Le Silence de Sibel. Quand les mots ne peuvent raconter l’horreur.

Le Silence de Sibel. Quand les mots ne peuvent raconter l’horreur.

Sibel, une pré-adolescente yézidie devient, après le meurtre de ses parents par les fondamentalistes islamistes de Daech, l’esclave sexuelle des terroristes. Le film évoque cette traversée noire, puis le « sauvetage » de Sibel qui arrive en France. Peut-elle surmonter le traumatisme qu’elle a vécu et se reconstruire ?

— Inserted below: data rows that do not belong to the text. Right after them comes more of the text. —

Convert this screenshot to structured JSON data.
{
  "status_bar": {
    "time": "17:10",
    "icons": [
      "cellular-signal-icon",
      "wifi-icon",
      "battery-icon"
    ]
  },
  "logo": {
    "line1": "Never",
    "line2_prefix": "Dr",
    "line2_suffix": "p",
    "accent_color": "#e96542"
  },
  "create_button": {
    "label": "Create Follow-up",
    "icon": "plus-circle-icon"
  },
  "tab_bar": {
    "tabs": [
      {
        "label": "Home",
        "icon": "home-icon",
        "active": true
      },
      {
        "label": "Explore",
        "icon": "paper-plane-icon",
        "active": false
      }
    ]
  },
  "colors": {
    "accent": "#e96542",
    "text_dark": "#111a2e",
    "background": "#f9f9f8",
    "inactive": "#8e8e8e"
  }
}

En 2006, l’État islamique d’Irak est proclamé. En 2012, il commence à s’étendre en Syrie. De nombreux groupes djihadistes lui font allégeance. En 2014 et 2015, la surface de l’État islamique atteint sa plus grande ampleur. En août 2014, les fondamentalistes entrent dans Sinjar, la ville principale des Yézidis, une minorité kurdophone monothéiste, localisée dans le nord de l’Irak, dont les croyances, héritées du zoroastrisme, l’ancienne religion des Perses, ont aussi à voir avec le judaïsme et l’islam. C’est le début d’un long calvaire pour la communauté yézidie.

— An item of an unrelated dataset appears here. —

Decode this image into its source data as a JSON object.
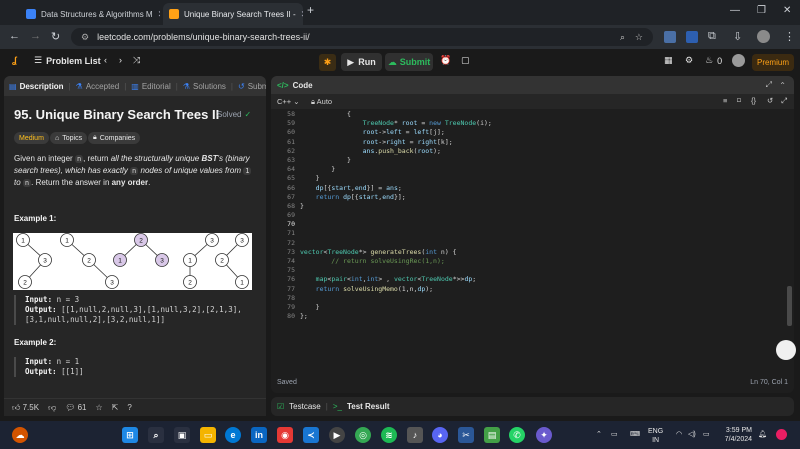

Le Silence de Sibel d’Aly Yeganeh © DR

Le Silence de Sibel d’Aly Yeganeh © DR

La logique de la terreur et du génocide

Les fondamentalistes font régner la terreur sur le pays. Emprisonnements massifs, torture systématique et massacres s’accompagnent de viols sur les femmes et les jeunes filles, leur interdisant définitivement, en les déflorant, toute vie normale de femme. Transformées en esclaves sexuelles, les adolescentes sont les victimes désignées de cette violence inouïe qui déferle sans que rien s’y oppose. Sibel voit tuer ses parents devant ses yeux. Des hommes ne cessent de passer sur son corps. Dans l’espoir de sauver au moins une de ces victimes, Hana, une exilée de longue date de la communauté yézidie parfaitement intégrée à la société française, la rachète aux terroristes. Mais à son arrivée en France, Sibel reste traumatisée, apeurée et mutique. Hana se lance avec persévérance dans une entreprise de sauvetage qui ne la laissera pas indemne.

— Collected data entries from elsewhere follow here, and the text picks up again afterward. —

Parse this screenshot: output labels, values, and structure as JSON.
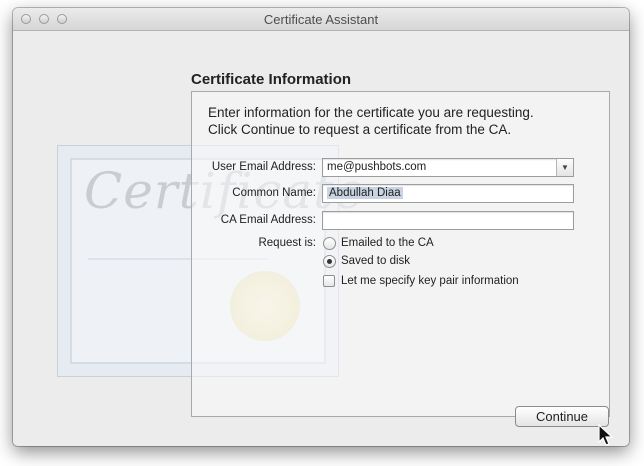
{
  "window": {
    "title": "Certificate Assistant"
  },
  "section": {
    "title": "Certificate Information"
  },
  "intro": {
    "line1": "Enter information for the certificate you are requesting.",
    "line2": "Click Continue to request a certificate from the CA."
  },
  "form": {
    "user_email_label": "User Email Address:",
    "user_email_value": "me@pushbots.com",
    "common_name_label": "Common Name:",
    "common_name_value": "Abdullah Diaa",
    "ca_email_label": "CA Email Address:",
    "ca_email_value": "",
    "request_label": "Request is:",
    "options": [
      {
        "label": "Emailed to the CA",
        "selected": false
      },
      {
        "label": "Saved to disk",
        "selected": true
      }
    ],
    "keypair_label": "Let me specify key pair information",
    "keypair_checked": false
  },
  "decor": {
    "certificate_text": "Certificate"
  },
  "buttons": {
    "continue": "Continue"
  },
  "icons": {
    "close": "close-icon",
    "minimize": "minimize-icon",
    "zoom": "zoom-icon",
    "combo_arrow": "chevron-down-icon",
    "cursor": "pointer-cursor-icon"
  }
}
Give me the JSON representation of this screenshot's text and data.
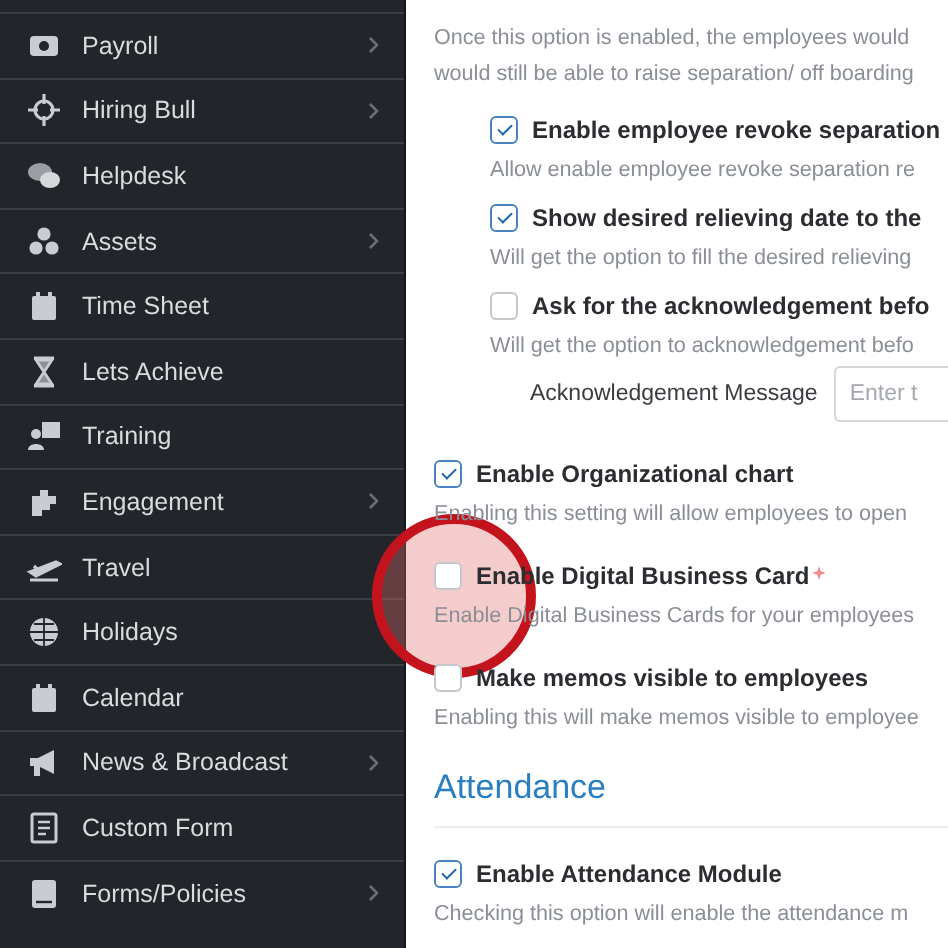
{
  "sidebar": {
    "items": [
      {
        "label": "Payroll",
        "expandable": true
      },
      {
        "label": "Hiring Bull",
        "expandable": true
      },
      {
        "label": "Helpdesk",
        "expandable": false
      },
      {
        "label": "Assets",
        "expandable": true
      },
      {
        "label": "Time Sheet",
        "expandable": false
      },
      {
        "label": "Lets Achieve",
        "expandable": false
      },
      {
        "label": "Training",
        "expandable": false
      },
      {
        "label": "Engagement",
        "expandable": true
      },
      {
        "label": "Travel",
        "expandable": false
      },
      {
        "label": "Holidays",
        "expandable": false
      },
      {
        "label": "Calendar",
        "expandable": false
      },
      {
        "label": "News & Broadcast",
        "expandable": true
      },
      {
        "label": "Custom Form",
        "expandable": false
      },
      {
        "label": "Forms/Policies",
        "expandable": true
      }
    ]
  },
  "settings": [
    {
      "kind": "note",
      "description": [
        "Once this option is enabled, the employees would",
        "would still be able to raise separation/ off boarding"
      ],
      "children": [
        {
          "kind": "option",
          "title": "Enable employee revoke separation",
          "checked": true,
          "description": [
            "Allow enable employee revoke separation re"
          ]
        },
        {
          "kind": "option",
          "title": "Show desired relieving date to the",
          "checked": true,
          "description": [
            "Will get the option to fill the desired relieving"
          ]
        },
        {
          "kind": "option",
          "title": "Ask for the acknowledgement befo",
          "checked": false,
          "description": [
            "Will get the option to acknowledgement befo"
          ]
        },
        {
          "kind": "input",
          "label": "Acknowledgement Message",
          "placeholder": "Enter t"
        }
      ]
    },
    {
      "kind": "option",
      "title": "Enable Organizational chart",
      "checked": true,
      "description": [
        "Enabling this setting will allow employees to open"
      ]
    },
    {
      "kind": "option",
      "title": "Enable Digital Business Card",
      "checked": false,
      "new_badge": true,
      "description": [
        "Enable Digital Business Cards for your employees"
      ]
    },
    {
      "kind": "option",
      "title": "Make memos visible to employees",
      "checked": false,
      "description": [
        "Enabling this will make memos visible to employee"
      ]
    },
    {
      "kind": "section",
      "title": "Attendance"
    },
    {
      "kind": "option",
      "title": "Enable Attendance Module",
      "checked": true,
      "description": [
        "Checking this option will enable the attendance m"
      ]
    }
  ]
}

Le Silence de Sibel d’Aly Yeganeh © DR

Le Silence de Sibel d’Aly Yeganeh © DR

Une insoutenable violence dans le « silence » des images

La violence, Aly Yeganeh, l’auteur réalisateur et directeur de la photo, la suggère plus qu’il ne la montre. Ce sont des femmes agressées parce qu’elles ne portent pas le voile, traitées comme des putains, que la guerre « sainte » ne peut qu’exterminer. Ce sont des armes brandies qui pointent sur les corps, des gros plans de visages terrifiés opposés à des figures menaçantes et vengeresses qui se succèdent, une bande-son à l’efficacité redoutable qui dessine les contours, à coups de plaintes et de hurlements, auxquels le réalisateur superpose l’attitude terrorisée de celle qui n’est encore qu’une enfant à peine pubère. Des viols eux-mêmes nous ne verrons rien sinon la mention du nombre d’hommes qui défilent et se servent, sûrs de leur bon droit sanctifié par la religion. Pour survivre il faut subir, sans se plaindre, et Sibel l’a compris.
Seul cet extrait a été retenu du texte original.